Autonomous Communicative Behaviors in Avatars

Hannes Högni Vilhjálmsson
The Media Laboratory
Massachusetts Institute of Technology
20 Ames Street, E15-320R
Cambridge, MA 02139
hannes@media.mit.edu

Most networked virtual communities, such as MUDs (Multi-User Domains), where people meet in a fictitious place to socialize and build worlds, have until recently been text-based. However, fueled partly by the VRML standardization of 3D graphics interchange on the internet, such environments are going graphical, displaying models of colorful locales and the people that inhabit them. When users connect to such a system, they choose a character that will become their graphical representation, termed an avatar, in the world. Once inside, the users can explore the environment, often from a 1st person perspective, by moving their avatar around. The avatars of all other users, currently logged onto the system, can be seen and approached to initiate a conversation.

Although these systems have now become graphically rich, communication is still mostly based on text messages or digitized speech streams sent between users. That is, the graphics are there simply to provide fancy scenery and indicate the presence of a user at a particular location, while the act of communication is
still carried out through a single text based channel. Face-to-face conversation in reality, however, does make extensive use of the visual channel for interaction management where many subtle and even involuntary cues are read from stance, gaze and gesture. I believe the modeling and animation of such fundamental behavior is crucial for the credibility of the interaction and should be in place before higher level functions such as emotional expression can be effectively applied.

The problem is that while a user is engaged in composing the content of the conversation, i.e. typing or speaking, it would distract her too much if she had to simultaneously control the animated behavior of her avatar through keyboard commands or mouse movements. And the fact that the user resides in a world that
is different from the one that the avatar is in, means that directly mapping the userís body motion onto the avatar is not appropriate in most cases. For instance, if the user glances to the side, she would be staring at the wall in her office, not the persons she is having a conversation with in the virtual world.

Therefore I am exploring how low level visual communicative behaviors can be automated in an avatar, based on the userís (a) chosen personality; (b) communicative intentions (as also manifested in the accompanying text or speech), and (c) the dynamics of the social situation.

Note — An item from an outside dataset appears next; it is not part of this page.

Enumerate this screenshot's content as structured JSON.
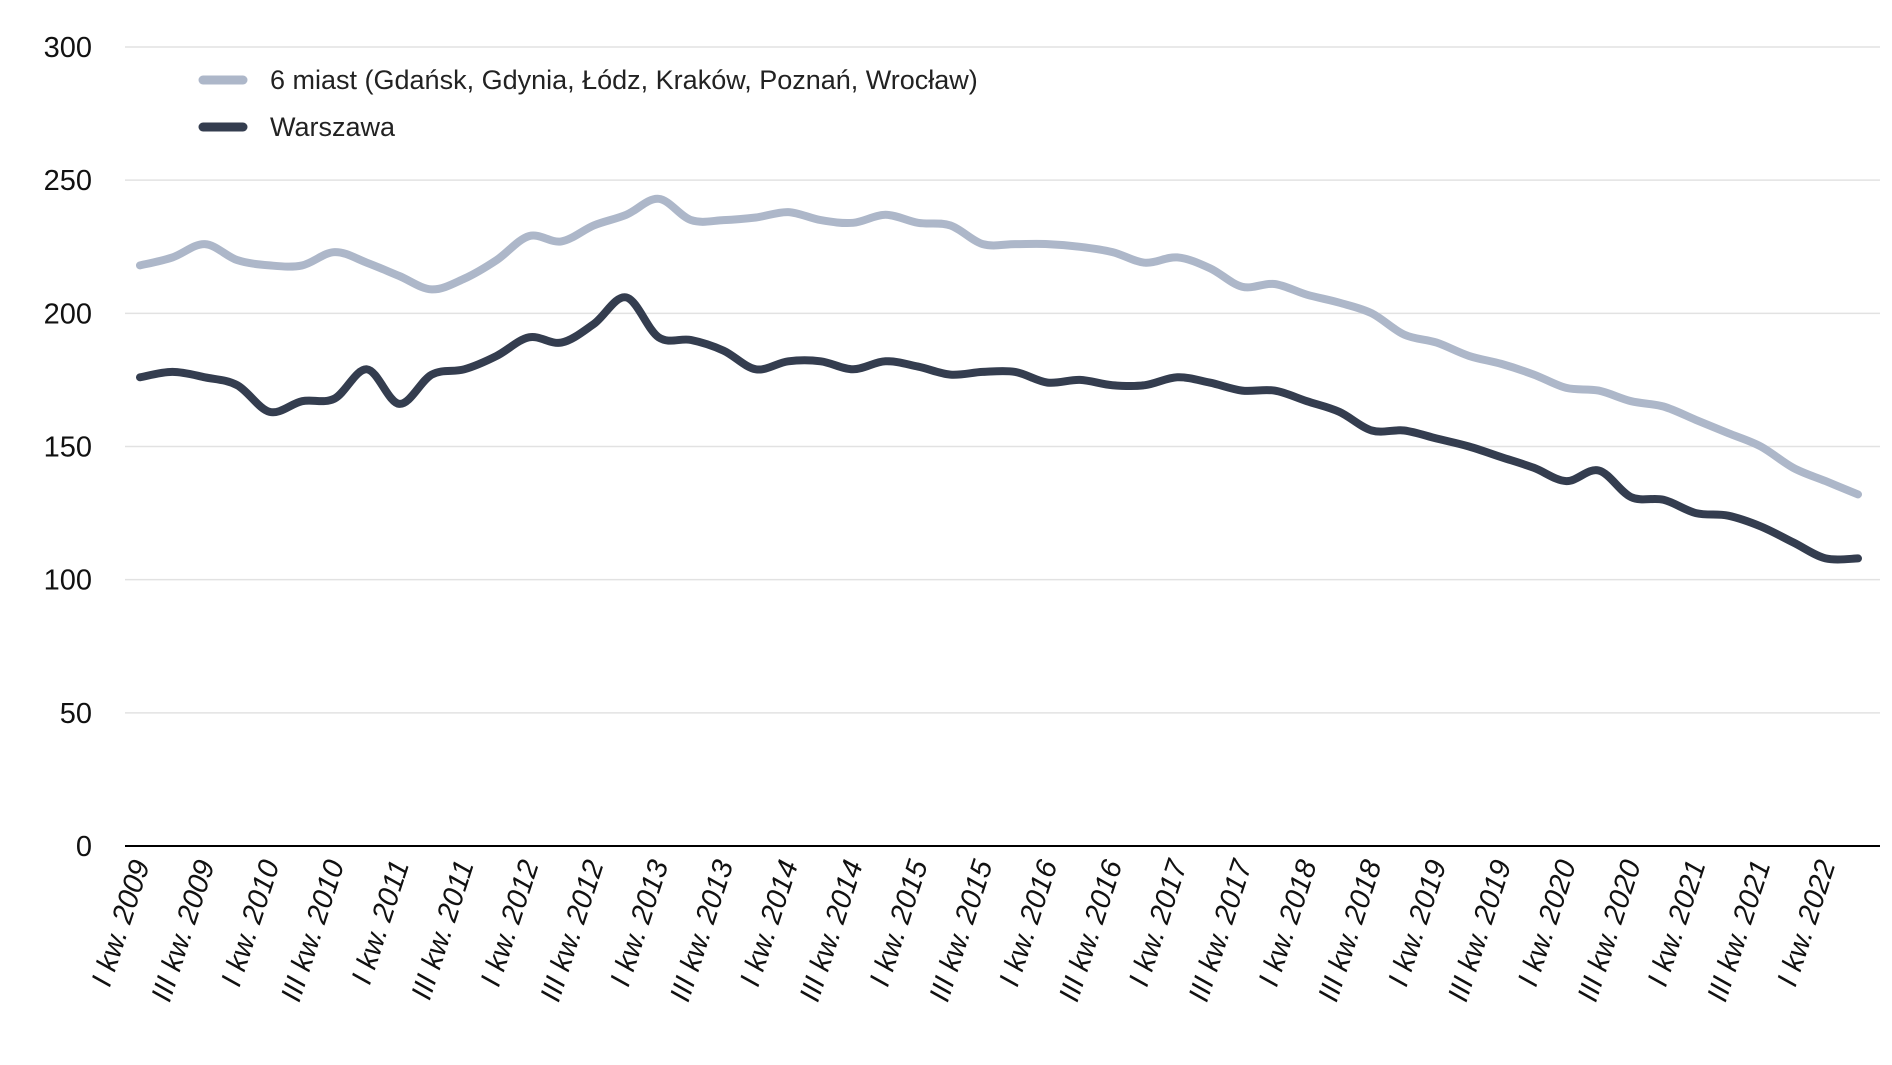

I have implemented a program to demonstrate the concept of automated avatars. This program models the conversation between two avatars and allows the user to play with different variables that control the automation of their conversational behavior. In particular, I looked at those behaviors that give cues to an approaching 3rd person, about whether that person is welcome to join the conversation or not. The behaviors include eye gaze and body orientation, based on parameters such as awareness of other avatars and openness to a 3rd party joining the conversation. An example of a backchannel feedback was also implemented in the form of head nods.

I will use this first testbed as a launchpad for a project that focuses on how to represent userís communicative intentions non-verbally and exploit the function of embodiment in the construction of animated avatars. Topics: Dialogue management, multi-modal interfaces, modeling of personality and emotion.